Which brings me to my landlord – who is remodeling our duplex and the two apartments above the garage and NEVER lets us know in advance if workmen will arrive at 7:30am with jackhammers and drills, tearing apart the upstairs, bulldozing our backyard, cancelling the gardener or ripping out our backyard fence, which is the only safety net standing between our frolicking dog and the cars rushing down the streets.  After the sixth phone call about all this, his “assistant” phoned and said “he told me he called you back and left a message.”  I abruptly replied, “he’s lying,” only to find out the next day that he left  a quick message on my partner’s voicemail.  I immediately felt guilty for my outburst, feared I’d lose my apartment, and  thought I should apologize.  Until I thought, what about the five others that weren’t returned prior?  Shouldn’t I be standing up for myself in some form?  It’s not Cairo but isn’t the principal the same?   Even though I’m now regretting the nerve to compare the two and even though you roll your eyes, just laughing at me for doing it, doesn’t it all start from the same place on some academic level?  Standing up for yourself?  Not being cowed?  Not being conned?  Being who you are?
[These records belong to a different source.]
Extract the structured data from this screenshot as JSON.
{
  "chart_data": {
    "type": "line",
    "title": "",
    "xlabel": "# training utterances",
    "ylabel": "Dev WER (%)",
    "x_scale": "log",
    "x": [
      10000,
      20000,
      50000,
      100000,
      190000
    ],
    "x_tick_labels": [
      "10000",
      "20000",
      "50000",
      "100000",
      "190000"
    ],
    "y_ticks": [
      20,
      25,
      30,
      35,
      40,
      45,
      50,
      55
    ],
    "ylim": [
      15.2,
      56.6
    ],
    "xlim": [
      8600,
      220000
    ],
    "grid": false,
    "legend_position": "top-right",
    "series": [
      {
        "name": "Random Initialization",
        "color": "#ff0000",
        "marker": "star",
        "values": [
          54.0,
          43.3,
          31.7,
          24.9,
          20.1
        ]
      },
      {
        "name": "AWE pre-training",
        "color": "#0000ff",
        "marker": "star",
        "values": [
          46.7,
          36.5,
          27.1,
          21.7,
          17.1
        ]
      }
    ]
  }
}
Which finally brings me to what I heard from a sort of idol of mine I recently got to meet at friend’s birthday party – Jane Fonda.  No, we don’t hang together (are you kidding?)  But my friend does and he knew how I admired her politics, her boldness and acting talent, so he sat me next to her at this big party (yes, she looked fabulous, I mean, it’s Jane!).  After bending her ear about everything I could while making sure I actually let her speak to others, I casually mentioned how far the world now was from the values and idealism of the sixties and how, if it frustrated me, it must drive her crazy.  She considered this, looked me square in the eye and said (paraphrasing) “Some people are born with a global platform, some have a national or local platform, and some have one in the action of their day-to-day lives.  And you never know how change happens and which will be the most important. But change will happen eventually.  I might not be around to see it, but you might.  That’s why it’s so important to take a stand in your everyday life and see what happens.”

It kind of makes you want to go outside, find a red carpet somewhere, put on your favorite outfit and crack an egg.  Or, if you’re just not in the mood, cheer on someone else who is doing it.